Spending time with our parents inevitably meant a chore of some sort: weeding the garden, hours helping her turn flat after flat into jam, washing windows, stacking firewood, dusting — always dusting. Besides, our parents had an annoying habit of saying no to our genius ideas, like climbing out the second story window and up over the pitched roof.
During the summers, my sisters and I spent hours outside, hiding in makeshift forts created from blackberry brambles and morning glory vines. We rode our bikes around the island, eating wild berries and coming home when the sun began to set. On rainy days, we read books, played epic Monopoly games, and endless make believe games where we pretended to be my mum and her best friend or school teacher and students.

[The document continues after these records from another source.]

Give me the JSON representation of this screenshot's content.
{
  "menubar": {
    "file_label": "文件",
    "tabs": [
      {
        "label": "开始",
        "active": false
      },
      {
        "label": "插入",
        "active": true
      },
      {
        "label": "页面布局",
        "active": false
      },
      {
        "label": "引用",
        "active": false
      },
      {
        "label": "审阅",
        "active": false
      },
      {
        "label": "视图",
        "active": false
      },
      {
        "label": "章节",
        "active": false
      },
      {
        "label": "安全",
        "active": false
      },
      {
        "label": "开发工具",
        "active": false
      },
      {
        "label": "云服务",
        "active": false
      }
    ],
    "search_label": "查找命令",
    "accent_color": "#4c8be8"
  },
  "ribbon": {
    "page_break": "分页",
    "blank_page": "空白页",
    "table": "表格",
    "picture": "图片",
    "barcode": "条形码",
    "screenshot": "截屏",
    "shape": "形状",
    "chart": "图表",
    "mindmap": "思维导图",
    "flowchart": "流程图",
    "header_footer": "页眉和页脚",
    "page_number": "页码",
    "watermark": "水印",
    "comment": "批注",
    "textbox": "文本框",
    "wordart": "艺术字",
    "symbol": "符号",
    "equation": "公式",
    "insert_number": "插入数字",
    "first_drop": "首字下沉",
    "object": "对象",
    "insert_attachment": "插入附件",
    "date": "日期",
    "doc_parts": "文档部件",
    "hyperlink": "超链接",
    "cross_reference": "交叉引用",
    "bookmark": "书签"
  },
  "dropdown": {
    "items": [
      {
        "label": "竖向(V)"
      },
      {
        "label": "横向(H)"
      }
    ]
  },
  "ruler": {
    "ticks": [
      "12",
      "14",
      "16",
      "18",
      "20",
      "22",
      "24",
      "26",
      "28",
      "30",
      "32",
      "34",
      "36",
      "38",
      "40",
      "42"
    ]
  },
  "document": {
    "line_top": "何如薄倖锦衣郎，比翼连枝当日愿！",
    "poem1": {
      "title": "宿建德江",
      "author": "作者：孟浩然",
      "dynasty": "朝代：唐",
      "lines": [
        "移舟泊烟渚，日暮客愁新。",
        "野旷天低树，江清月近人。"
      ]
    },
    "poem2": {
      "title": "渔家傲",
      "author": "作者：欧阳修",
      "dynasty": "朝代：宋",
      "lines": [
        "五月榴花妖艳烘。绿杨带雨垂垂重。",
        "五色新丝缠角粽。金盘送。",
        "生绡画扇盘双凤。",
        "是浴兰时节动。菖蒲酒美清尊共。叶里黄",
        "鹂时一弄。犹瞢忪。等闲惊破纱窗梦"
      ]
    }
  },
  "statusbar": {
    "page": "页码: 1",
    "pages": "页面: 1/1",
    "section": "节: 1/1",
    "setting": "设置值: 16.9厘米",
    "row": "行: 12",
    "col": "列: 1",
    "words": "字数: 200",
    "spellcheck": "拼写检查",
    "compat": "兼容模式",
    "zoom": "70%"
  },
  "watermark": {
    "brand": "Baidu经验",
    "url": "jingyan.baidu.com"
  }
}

The other day, while scrubbing the sink, Joseph came up to me and begged me to play with him and Elizabeth. I realised that somehow I’ve become their playmate as much as their parent. Somehow, they’ve come to depend on me to be the master of board games, the creator of craft projects. In other words, their entertainment director.
Don’t get me wrong. My kids are a blast and there are times when I’d rather do nothing else but play with them. But let’s be honest here. Kids have far more play time than mums because, for some odd reason, kids need to be fed, bathed, clothed, and housed, which creates an amazing amount of work that must be done. Even with their help, my chores never seem to be done before theirs. Some days, I throw all responsibility to the wind and jump in for fun. Other days, things just need to be done.
“Why do you want to play with me?” I finally asked, while chopping vegetables for dinner.
“You’re just like us, only bigger,” my son said.
His comment gave me pause. I’ve known for a while my kids don’t entirely think I’m an adult. I console myself with the thought that perhaps that means I’m young at heart. I also know I live in a parenting world where the way my own parents raised us would be considered borderline neglect. I want them to have those wonderful memories of exploration and discovery beyond the eyes of dear ol’ mum. I feel like I’m doing them a disservice if I wander too frequently into the world of children although an equal part of me grasps on to the “live in the moment with your children” mantra so prevalent in my generation of parents.
Like so many of my parenting cohorts, I’m trying to strike a balance. I encourage them to learn to play two player board games. I send them outside with science experiments that don’t require parental supervision. I ooh and ahh over their creations and finds. And some days? Some days I let the dishes pile in the sink and join them in their fun.